1.4 System Descriptions

  • A Toolchain for Privacy-Preserving Distributed Aggregation on Edge-Devices [8] Johannes Liebenow, Timothy Imort, Yannick Fuchs, Marcel Heisel, Nadja Käding, Jan Rupp, Esfandiar Mohammadi.

1.5 Dissertation Abstracts

  • Taming Exact Inference in Temporal Probabilistic Relational Models [5] Marcel Gehrke.

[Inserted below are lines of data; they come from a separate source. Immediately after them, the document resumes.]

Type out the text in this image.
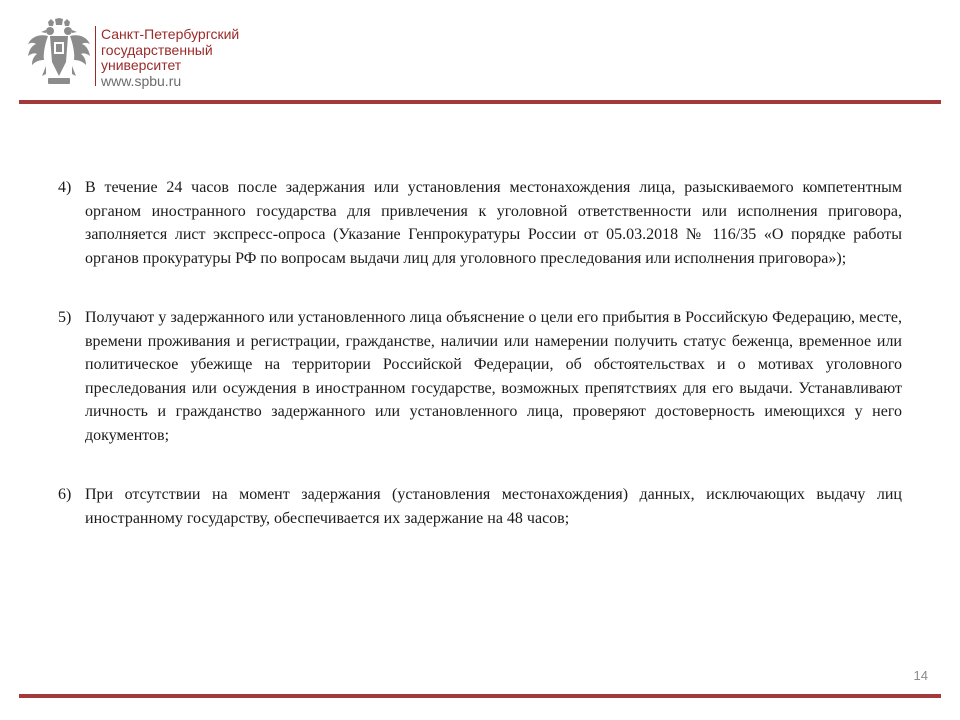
Санкт-Петербургский
государственный
университет
www.spbu.ru
4) В течение 24 часов после задержания или установления местонахождения лица, разыскиваемого компетентным органом иностранного государства для привлечения к уголовной ответственности или исполнения приговора, заполняется лист экспресс-опроса (Указание Генпрокуратуры России от 05.03.2018 № 116/35 «О порядке работы органов прокуратуры РФ по вопросам выдачи лиц для уголовного преследования или исполнения приговора»);
5) Получают у задержанного или установленного лица объяснение о цели его прибытия в Российскую Федерацию, месте, времени проживания и регистрации, гражданстве, наличии или намерении получить статус беженца, временное или политическое убежище на территории Российской Федерации, об обстоятельствах и о мотивах уголовного преследования или осуждения в иностранном государстве, возможных препятствиях для его выдачи. Устанавливают личность и гражданство задержанного или установленного лица, проверяют достоверность имеющихся у него документов;
6) При отсутствии на момент задержания (установления местонахождения) данных, исключающих выдачу лиц иностранному государству, обеспечивается их задержание на 48 часов;
14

  • Analysing Semantically Enriched Trajectories [12] Jana Seep.

1.6 Interview

  • Lessons from Resource-aware Machine Learning for Healthcare – An Interview with Katharina Morik [2] Tanya Braun, Ralf Möller.

2 Service

2.1 Conferences

AI in healthcare and the public sector is an interdisciplinary topic that is regularly covered by articles submitted to all of the major AI conferences such as AAAI, ECAI, IJCAI, or NeurIPS, to name a few, as well as major machine learning conferences such as ICML or ECML. Additionally, there are also a host of application-specific conferences, focusing on different aspects such as image processing, robotics, human-computer interaction, or ethical aspects.

2.2 Workshops

There is a wide variety of workshops that regularly co-locate with major AI conferences highlighting different important aspects of AI in healthcare and the public sector such as “AI for Critical Infrastructure”, “Trustworthy AI for Healthcare”, and “AI Governance: Alignment, Morality and Law” at IJCAI-24 or “AI for Credible Elections: A Call to Action with Trusted AI”, “Health Intelligence”, “Machine Learning for Cognitive and Mental Health”, and “Public Sector Large Language Models: Algorithmic and Sociotechnical Design” at AAAI-24 to name a few. (The list is necessarily not complete. We apologise to all colleagues whose workshops have not made it onto this list.)

2.3 Journals

Several journals have presented special issues on the topics, including special application-oriented tracks at AI journals such as “AI and COVID-19” at JAIR (Vol. 76, 2023) and AI-oriented tracks at non-AI journals (e.g., special issue “AI and Public Policy: Many Dimensions and Key Challenges” at the “Global Public Policy and Governance” journal).